Associating natural disasters with climate change — like some did last week with the massive tornado that touched down in Oklahoma — is a distortion that has been rattling around for nearly a decade or longer.
The most glaring example may be Al Gore’s portrayal of Hurricane Katrina in his 2006 film An Inconvenient Truth. According to Gore, the hurricane was the outcome of unchecked anthropogenic greenhouse gas emissions and a harbinger of what’s to come.
But he was quickly called out for misrepresenting the science to gain support for his cause. And as the dust settled in Oklahoma, it became clear that 1) the situation sucked, and 2) the science is still out on whether or not there is a concrete connection between global warming and these monster storms.
J. Marshall Shepherd, a climate change expert and professor at the University of Georgia was quoted in a May 22 CNN story as saying:
Trends in tornado occurrence over the last 50 years do not appear to have changed in conjunction with more greenhouse gases in the atmosphere and patterns of rising temperatures. … There is currently a much better understanding of how climate change increases the risks of droughts, heat waves and precipitation.

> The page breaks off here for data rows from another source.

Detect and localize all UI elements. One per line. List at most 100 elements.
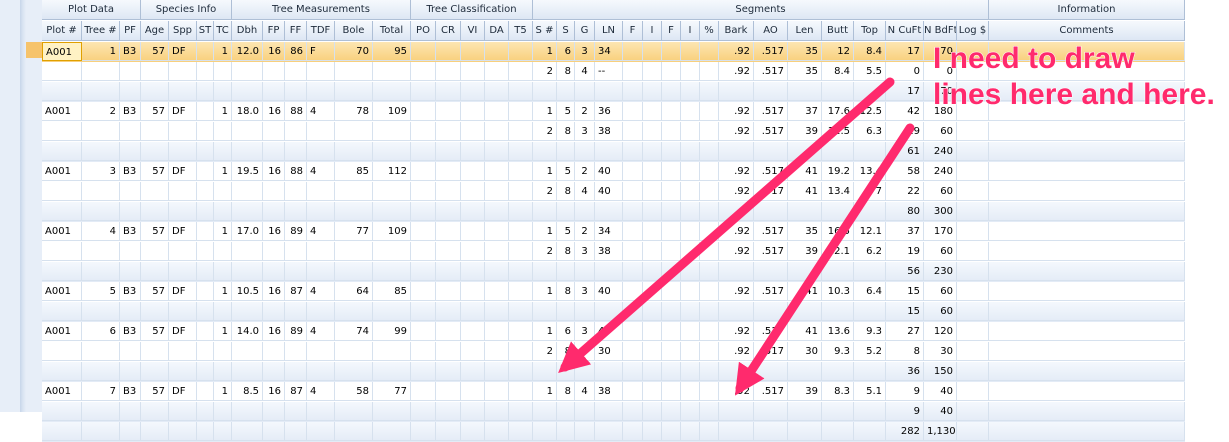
table-cell[interactable] [854,262,886,281]
table-cell[interactable]: 40 [595,282,623,301]
table-cell[interactable] [957,362,989,381]
table-cell[interactable] [575,422,595,441]
table-cell[interactable] [623,122,643,141]
table-cell[interactable]: 70 [924,82,957,101]
table-cell[interactable] [623,222,643,241]
table-cell[interactable] [436,62,461,81]
table-cell[interactable] [957,282,989,301]
table-cell[interactable] [681,242,700,261]
table-cell[interactable]: 36 [595,102,623,121]
column-header[interactable]: AO [754,21,788,41]
table-cell[interactable]: 57 [141,162,169,181]
table-cell[interactable] [120,62,141,81]
table-cell[interactable]: 61 [886,142,924,161]
table-cell[interactable] [643,302,662,321]
table-cell[interactable] [533,362,557,381]
table-cell[interactable] [285,82,307,101]
column-header[interactable]: % [700,21,719,41]
table-cell[interactable] [436,122,461,141]
table-cell[interactable] [989,322,1185,341]
table-cell[interactable]: 41 [788,282,822,301]
table-cell[interactable]: A001 [42,282,82,301]
table-cell[interactable] [169,262,197,281]
table-cell[interactable] [643,262,662,281]
table-cell[interactable] [373,422,411,441]
column-header[interactable]: I [681,21,700,41]
table-cell[interactable] [595,302,623,321]
table-cell[interactable] [335,142,373,161]
table-cell[interactable]: .92 [719,62,754,81]
table-cell[interactable]: A001 [42,162,82,181]
table-cell[interactable]: 1 [214,102,232,121]
table-cell[interactable] [285,62,307,81]
table-cell[interactable]: B3 [120,222,141,241]
table-cell[interactable]: 38 [595,122,623,141]
table-cell[interactable]: 3 [575,282,595,301]
table-cell[interactable]: .517 [754,102,788,121]
table-cell[interactable]: .92 [719,122,754,141]
table-cell[interactable] [754,302,788,321]
table-cell[interactable] [373,82,411,101]
table-cell[interactable] [335,262,373,281]
table-cell[interactable] [82,242,120,261]
table-cell[interactable]: 2 [533,182,557,201]
table-cell[interactable] [485,102,509,121]
table-cell[interactable] [700,42,719,61]
table-cell[interactable] [822,82,854,101]
table-cell[interactable] [485,302,509,321]
column-header[interactable]: S [557,21,575,41]
column-header[interactable]: G [575,21,595,41]
table-cell[interactable] [509,262,533,281]
table-cell[interactable] [681,222,700,241]
table-cell[interactable] [461,162,485,181]
table-cell[interactable]: 2 [533,242,557,261]
table-cell[interactable] [989,262,1185,281]
table-row[interactable]: A001 5 B3 57 DF 1 10.5 16 87 4 64 85 1 8 3 40.92.517 41 1… [42,282,1185,302]
table-cell[interactable] [436,82,461,101]
table-cell[interactable] [42,82,82,101]
table-cell[interactable] [989,302,1185,321]
table-cell[interactable] [263,122,285,141]
table-cell[interactable] [169,62,197,81]
table-cell[interactable] [82,82,120,101]
table-cell[interactable]: 4 [307,102,335,121]
table-cell[interactable] [436,322,461,341]
table-cell[interactable] [197,182,214,201]
table-cell[interactable] [854,302,886,321]
table-cell[interactable] [485,262,509,281]
table-cell[interactable] [989,222,1185,241]
table-cell[interactable] [335,202,373,221]
table-cell[interactable] [575,142,595,161]
table-cell[interactable] [197,122,214,141]
table-cell[interactable] [854,202,886,221]
table-cell[interactable] [485,142,509,161]
table-cell[interactable]: 2 [575,222,595,241]
table-cell[interactable]: 4 [307,282,335,301]
table-cell[interactable]: A001 [42,102,82,121]
table-cell[interactable] [509,362,533,381]
table-cell[interactable] [373,122,411,141]
table-cell[interactable]: 17.0 [232,222,263,241]
table-cell[interactable] [285,182,307,201]
table-cell[interactable]: 34 [595,42,623,61]
table-cell[interactable] [197,42,214,61]
table-cell[interactable] [307,242,335,261]
table-cell[interactable] [957,202,989,221]
table-cell[interactable] [533,142,557,161]
table-cell[interactable] [42,242,82,261]
table-cell[interactable] [754,422,788,441]
table-cell[interactable] [719,262,754,281]
table-cell[interactable] [214,362,232,381]
column-header[interactable]: Len [788,21,822,41]
table-cell[interactable] [411,262,436,281]
table-row[interactable]: 2 8 4 -- .92.517 35 8.4 5.5 0 0 [42,62,1185,82]
table-cell[interactable] [788,302,822,321]
table-cell[interactable] [662,242,681,261]
table-cell[interactable] [120,302,141,321]
table-cell[interactable] [719,302,754,321]
table-cell[interactable] [307,182,335,201]
table-cell[interactable] [822,262,854,281]
table-cell[interactable] [120,242,141,261]
table-cell[interactable] [197,262,214,281]
table-cell[interactable] [42,142,82,161]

There are also indications that changing patterns may influence the intensity of hurricanes. But as far as tornadoes: There’s just not a lot of information. (“No evidence global warming spawned twister”)
Marshall was echoing a 2012 Intergovernmental Panel on Climate Change special report [SREX] on managing the risks of extreme events, which notes that:
- There is low confidence in observed trends in small spatial-scale phenomena such as tornadoes and hail…
- There is low confidence in any observed long-term (i.e., 40 years or more) increases in tropical cyclone activity (i.e. intensity, frequency, duration) …
- There is medium confidence that some regions of the world have experienced more intense and longer droughts, in particular in southern Europe and West Africa, but in some regions droughts have become less frequent, less intense, or shorter, for example, in central North America and northwestern Australia.
- There is limited to medium evidence available to assess climate-driven observed changes in the magnitude and frequency of floods at regional scales because the available instrumental records of floods at gauge stations are limited in space and time, and because of confounding effects of changes in land use and engineering.